1) $\frac{x(x^2+4)}{x^2-4} = \frac{A}{x+2} + \frac{B}{x-2}$

Reason would lead me to believe the answer is yes, but mathematically I'm unsure if I'm correct?

If we take the original function...

$\frac{x(x^2+4)}{x^2-4}$

... multiply out the brackets and use long division, I get...

$x + \frac{8x}{x^2-4}$

Factorising the denominator gives us (x+2)(x-2), so in partial fractions we get...

2) $\frac{x(x^2+4)}{x^2-4} = x + \frac{A}{x+2} + \frac{B}{x-2}$

However, reason tells me that since $x = \frac{x(x+2)}{x+2}$ then equation 1, the value of A can be $x(x+2)$ plus the value of A in equation 2. i.e. Thus converting equation 2 to be...

2.1) $\frac{x(x^2+4)}{x^2-4} = \frac{x(x+2) + A}{x+2} + \frac{B}{x-2}$

So basically what I'm asking is can the partial fractions be altered in these ways? Or is there a trick I'm missing somewhere?

Answer 1

No: we cannot have $$\dfrac{x(x^2 + 4)}{x^2-4} = \dfrac A{x-2} +\dfrac B{x+2}$$

Why not? $$\dfrac{x^3 + 4x}{x^2 - 2} \neq \dfrac{A(x+2) + B(x-2)}{x^2 - 4}$$

The original numerator is a polynomial of degree $3$. The "transformed" numerator is of degree at most $1$.

Recall that $A, B$ represent constants only, not polynomials (of degree greater than $0)$.

Before invoking partial fractions, we want to get the degree of the numerator less than the degree of the denominator. We can do this, as you do, by polynomial long division. $$\frac{x(x^2 + 4)}{x^2 - 4} = \frac{x^3 + 4x}{x^2 - 4}= x + \dfrac{8x}{x^2 - 4}$$

Now the degree in the numerator is less than the degree in the denominator of our remaining rational function. So we can now use partial fractions.

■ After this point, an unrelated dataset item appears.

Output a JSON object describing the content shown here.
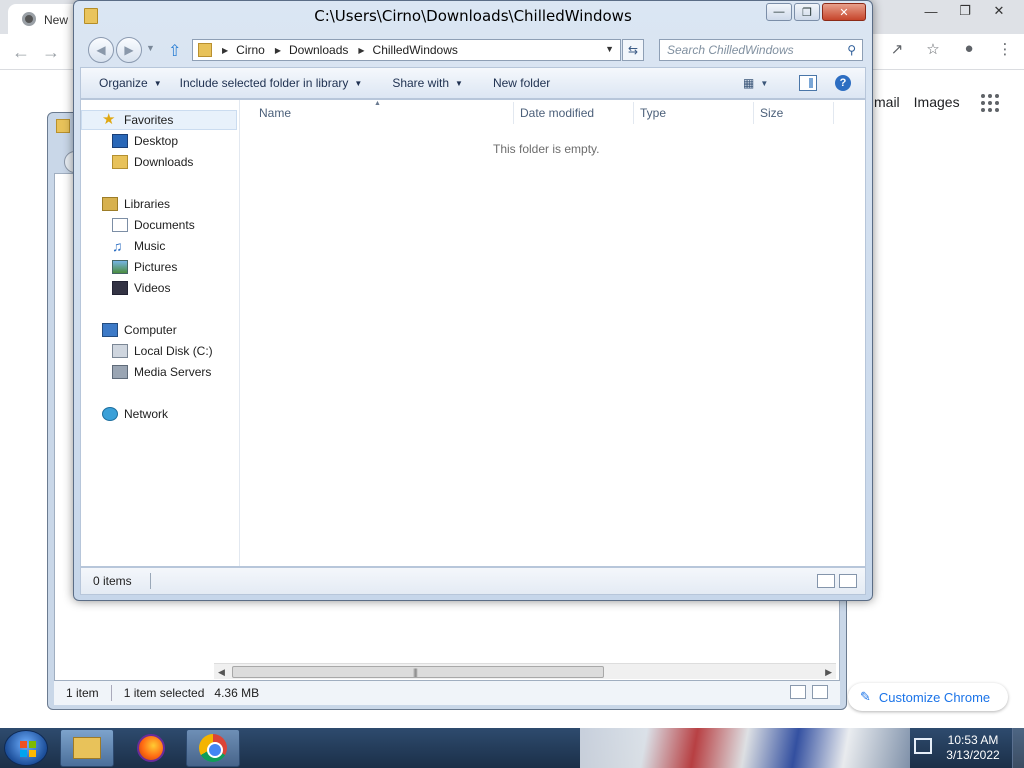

$$x + \dfrac{8x}{x^2 - 4} = x + \dfrac A{x-2} + \dfrac B{x+2}$$ where $$A(x+2) + B(x-2) = 8x$$

Answer 2

After Partial Fraction Decomposition, the degree of the denominator of each fraction(not the integral part) must be greater than that of the numerator

and for terms of the form $\displaystyle\frac a{(x+b)^n}$ can be represented as

$$\frac{A_1}{x+b}+\frac{A_2}{(x+b)^2}+\cdots+\frac{A_n}{(x+b)^n}$$

if the degrees of the numerator of the original expression, is greater than that of the denominator by $d(\ge0)$ degree

we shall have integral terms $c_0+c_1x+\cdots+c_dx^d$